Espionaje vs intimidad

¿Qué pesa más, el derecho a la intimidad de los individuos o la protección de la vida de las personas y la integridad de las instituciones? El objetivo primigenio del Contrato Social fue el de proteger la vida, honra y bienes de los asociados. Con el tiempo, las cosas se fueron sofisticando y a ello (al Estado) se le añadieron nuevas funciones, casi siempre encaminadas a la protección de diversos derechos.

Sin embargo, podría aceptarse que la intimidad de las personas lleva implícito cierto sentido de la honra, pues aunque no sean ilegales, algunas cosas que se piensan —la mayor de las intimidades—, se dicen o hacen en privado, podrían vulnerar la honra de los individuos al hacerse públicas. Por ese temor, junto al hecho de que también constituye detrimento para el individuo el perder su esfera íntima, es que a veces se equiparan en importancia ambas cosas.

No obstante, el orden de los factores es evidente, la vida se antepone a la honra y a los bienes; sin aquella, estos o no tienen sentido o no existen. Es ahí donde cobra sentido la afirmación de Barack Obama acerca de que los programas de inteligencia que rastrean comunicaciones electrónicas, en los Estados Unidos, han salvado vidas. Es decir, de otra forma no tendrían sustento ético; salvar vidas es, en primera instancia, su misión y su justificación. De forma ulterior, lo es también el preservar las instituciones, pues son las que a la larga garantizan el Estado de Derecho y las libertades individuales.

Por eso, las denuncias de Edward Snowden son tan anodinas como las de Julian Assange. No se trata de paladines de la Justicia que ponen al descubierto tramas de crimen y corrupción de la clase política sino de anarquistas antisistema que pretenden sembrar el descontento de las sociedades hacia sus gobiernos, sobre todo hacia el de EE. UU.

En realidad, los únicos que deben preocuparse por chuzadas, interceptaciones o como se les llame, son los delincuentes. Bien dice el refranero popular que “quien nada debe, nada teme”. Además, de un lado, el volumen de comunicaciones actual es de tal calado que el rastreo no es hecho por personas sino por computadoras. Y, del otro, es claro que a los servicios de inteligencia no les interesan las intimidades de los ciudadanos del común, en tanto que los secretos de los poderosos siempre han sido, son y serán sustrato del trabajo de los organismos de seguridad y tema de fascinación para las masas.
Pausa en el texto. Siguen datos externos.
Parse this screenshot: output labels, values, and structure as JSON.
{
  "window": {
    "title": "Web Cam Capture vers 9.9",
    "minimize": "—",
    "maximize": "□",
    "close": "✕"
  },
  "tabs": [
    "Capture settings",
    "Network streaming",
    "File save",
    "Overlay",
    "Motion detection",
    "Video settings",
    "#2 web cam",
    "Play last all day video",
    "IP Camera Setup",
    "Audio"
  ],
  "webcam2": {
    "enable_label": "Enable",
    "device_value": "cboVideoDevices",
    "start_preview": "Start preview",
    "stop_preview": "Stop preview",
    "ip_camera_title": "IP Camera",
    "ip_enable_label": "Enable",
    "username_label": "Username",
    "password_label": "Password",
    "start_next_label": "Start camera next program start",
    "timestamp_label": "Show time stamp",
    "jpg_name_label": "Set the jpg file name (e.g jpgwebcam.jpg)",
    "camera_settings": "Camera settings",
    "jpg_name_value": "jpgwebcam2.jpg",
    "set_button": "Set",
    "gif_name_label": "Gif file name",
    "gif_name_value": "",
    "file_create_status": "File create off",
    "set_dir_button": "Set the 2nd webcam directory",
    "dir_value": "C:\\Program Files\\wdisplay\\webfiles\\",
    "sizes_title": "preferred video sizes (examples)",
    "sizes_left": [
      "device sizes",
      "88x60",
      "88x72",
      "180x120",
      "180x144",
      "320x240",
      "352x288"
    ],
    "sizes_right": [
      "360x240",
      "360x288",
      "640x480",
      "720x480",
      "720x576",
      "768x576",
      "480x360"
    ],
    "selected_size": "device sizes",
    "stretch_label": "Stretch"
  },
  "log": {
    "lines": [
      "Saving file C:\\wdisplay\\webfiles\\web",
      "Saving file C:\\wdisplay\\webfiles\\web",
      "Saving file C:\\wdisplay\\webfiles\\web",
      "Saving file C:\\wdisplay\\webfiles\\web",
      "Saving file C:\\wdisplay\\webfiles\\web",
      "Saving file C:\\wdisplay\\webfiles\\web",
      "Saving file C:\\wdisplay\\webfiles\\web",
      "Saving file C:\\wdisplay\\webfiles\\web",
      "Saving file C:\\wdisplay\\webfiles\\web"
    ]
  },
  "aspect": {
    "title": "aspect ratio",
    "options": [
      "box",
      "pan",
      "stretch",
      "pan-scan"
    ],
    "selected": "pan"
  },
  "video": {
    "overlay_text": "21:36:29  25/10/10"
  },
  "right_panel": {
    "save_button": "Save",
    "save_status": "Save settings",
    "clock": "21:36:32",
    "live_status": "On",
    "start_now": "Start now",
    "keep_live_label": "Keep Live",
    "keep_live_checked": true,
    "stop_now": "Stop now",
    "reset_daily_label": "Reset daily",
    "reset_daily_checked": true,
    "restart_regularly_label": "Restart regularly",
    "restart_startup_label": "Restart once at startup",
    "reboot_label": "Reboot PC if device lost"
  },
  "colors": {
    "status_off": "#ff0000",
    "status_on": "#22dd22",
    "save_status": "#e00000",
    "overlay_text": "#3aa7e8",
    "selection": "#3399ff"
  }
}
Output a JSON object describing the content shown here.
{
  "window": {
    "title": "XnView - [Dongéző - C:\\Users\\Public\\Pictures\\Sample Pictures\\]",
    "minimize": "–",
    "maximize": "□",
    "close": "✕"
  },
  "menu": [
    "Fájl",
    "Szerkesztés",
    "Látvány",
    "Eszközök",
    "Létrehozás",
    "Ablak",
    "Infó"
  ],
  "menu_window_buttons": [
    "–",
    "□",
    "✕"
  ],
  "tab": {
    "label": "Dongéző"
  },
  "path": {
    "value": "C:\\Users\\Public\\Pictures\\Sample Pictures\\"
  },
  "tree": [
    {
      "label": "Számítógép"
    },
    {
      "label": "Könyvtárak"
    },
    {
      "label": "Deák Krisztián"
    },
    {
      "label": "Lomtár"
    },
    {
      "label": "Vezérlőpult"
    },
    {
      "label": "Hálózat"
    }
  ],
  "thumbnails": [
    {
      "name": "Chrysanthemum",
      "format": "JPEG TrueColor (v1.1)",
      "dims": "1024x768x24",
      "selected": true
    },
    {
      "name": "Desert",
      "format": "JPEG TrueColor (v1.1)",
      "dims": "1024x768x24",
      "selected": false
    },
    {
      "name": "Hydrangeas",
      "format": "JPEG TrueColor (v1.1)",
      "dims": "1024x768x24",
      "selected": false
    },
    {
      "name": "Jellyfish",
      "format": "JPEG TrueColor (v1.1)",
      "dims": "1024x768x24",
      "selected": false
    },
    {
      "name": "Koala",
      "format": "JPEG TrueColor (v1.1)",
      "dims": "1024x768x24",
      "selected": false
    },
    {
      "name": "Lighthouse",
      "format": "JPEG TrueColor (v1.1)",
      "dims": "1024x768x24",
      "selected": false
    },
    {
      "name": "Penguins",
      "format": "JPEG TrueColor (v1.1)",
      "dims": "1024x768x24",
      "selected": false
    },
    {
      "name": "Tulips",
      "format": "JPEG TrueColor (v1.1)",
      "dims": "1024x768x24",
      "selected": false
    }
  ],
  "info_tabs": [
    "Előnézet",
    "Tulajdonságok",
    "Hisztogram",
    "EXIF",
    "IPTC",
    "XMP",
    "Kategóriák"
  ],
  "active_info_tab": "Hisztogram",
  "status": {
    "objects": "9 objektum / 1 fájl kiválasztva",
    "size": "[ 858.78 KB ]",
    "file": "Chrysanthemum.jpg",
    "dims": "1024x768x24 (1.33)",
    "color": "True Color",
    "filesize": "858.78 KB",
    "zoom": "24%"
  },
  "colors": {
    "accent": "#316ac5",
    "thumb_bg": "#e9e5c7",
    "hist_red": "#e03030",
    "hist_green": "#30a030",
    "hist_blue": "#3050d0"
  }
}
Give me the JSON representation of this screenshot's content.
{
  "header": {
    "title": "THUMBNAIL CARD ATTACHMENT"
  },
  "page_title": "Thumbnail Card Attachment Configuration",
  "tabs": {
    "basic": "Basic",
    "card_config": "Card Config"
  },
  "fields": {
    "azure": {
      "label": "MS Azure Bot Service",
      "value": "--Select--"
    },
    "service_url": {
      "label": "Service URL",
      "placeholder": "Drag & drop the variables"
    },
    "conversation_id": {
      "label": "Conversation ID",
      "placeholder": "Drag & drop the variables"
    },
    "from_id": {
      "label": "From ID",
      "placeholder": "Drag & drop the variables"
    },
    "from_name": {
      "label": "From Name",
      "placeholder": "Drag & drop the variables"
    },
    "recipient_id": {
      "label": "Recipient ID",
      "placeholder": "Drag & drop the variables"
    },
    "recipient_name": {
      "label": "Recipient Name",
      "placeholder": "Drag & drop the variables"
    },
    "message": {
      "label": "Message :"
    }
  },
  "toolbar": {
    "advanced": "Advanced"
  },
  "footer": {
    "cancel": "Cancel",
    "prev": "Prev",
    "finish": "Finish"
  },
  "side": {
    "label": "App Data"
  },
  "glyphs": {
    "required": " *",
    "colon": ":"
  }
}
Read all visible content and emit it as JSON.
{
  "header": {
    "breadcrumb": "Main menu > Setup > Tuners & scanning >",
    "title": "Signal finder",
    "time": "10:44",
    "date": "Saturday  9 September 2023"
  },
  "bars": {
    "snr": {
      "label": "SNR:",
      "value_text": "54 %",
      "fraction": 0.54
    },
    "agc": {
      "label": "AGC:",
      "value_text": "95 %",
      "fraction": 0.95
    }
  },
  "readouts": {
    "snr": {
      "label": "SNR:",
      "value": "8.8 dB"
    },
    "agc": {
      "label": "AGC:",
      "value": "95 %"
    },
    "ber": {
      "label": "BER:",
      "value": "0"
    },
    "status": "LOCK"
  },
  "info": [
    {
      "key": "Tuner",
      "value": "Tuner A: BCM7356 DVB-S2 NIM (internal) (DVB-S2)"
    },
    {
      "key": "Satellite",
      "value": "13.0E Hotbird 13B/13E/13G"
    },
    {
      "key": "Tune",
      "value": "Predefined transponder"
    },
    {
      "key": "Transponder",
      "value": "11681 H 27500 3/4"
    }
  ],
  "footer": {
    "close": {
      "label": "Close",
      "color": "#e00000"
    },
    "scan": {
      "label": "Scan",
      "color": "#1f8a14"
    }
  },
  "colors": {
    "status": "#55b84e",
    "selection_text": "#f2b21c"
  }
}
Por eso se llaman ‘hombres públicos’.

El espionaje, el fisgoneo, la acechanza, la observación con disimulo, es una práctica tan vieja como la profesión más vieja del mundo, y hoy se ejerce a diversos niveles no solo por parte de los Estados —todos los Estados— sino también de todo tipo de organizaciones, sean empresariales, políticas, religiosas, delincuenciales, etc., todo con alta incidencia de la tecnología.

El diario británico The Guardian —usando documentación aportada por Snowden— reveló que el Reino Unido también vigila las comunicaciones de sus ciudadanos y hasta de cumbres diplomáticas realizadas en su territorio, como la del G-20, en 2009. Y el diario francés Le Monde acaba de poner al descubierto que “prácticamente la totalidad” de las comunicaciones de ese país “son espiadas” y que “los políticos lo saben perfectamente, pero el secreto es la regla”.

La verdad es que el nivel de espionaje de un país es directamente proporcional a su desarrollo y poderío económico. A más riqueza, más espionaje, con la excepción de Estados totalitarios, como Cuba o Norcorea, que todo lo controlan a pesar de su precariedad. Claro que nadie lo reconoce porque es una verdad incómoda y políticamente incorrecta. Negarlo ya ni siquiera se ve como hipocresía sino como una mentira piadosa.

No obstante, es obvio que no se puede soslayar el riesgo de que se presenten graves abusos como el de perseguir a opositores políticos, pero el hecho es que nos tendremos que acostumbrar a esta realidad porque tras la mampara del derecho a la intimidad se amparan los terroristas de toda laya y las poderosas trasnacionales del delito.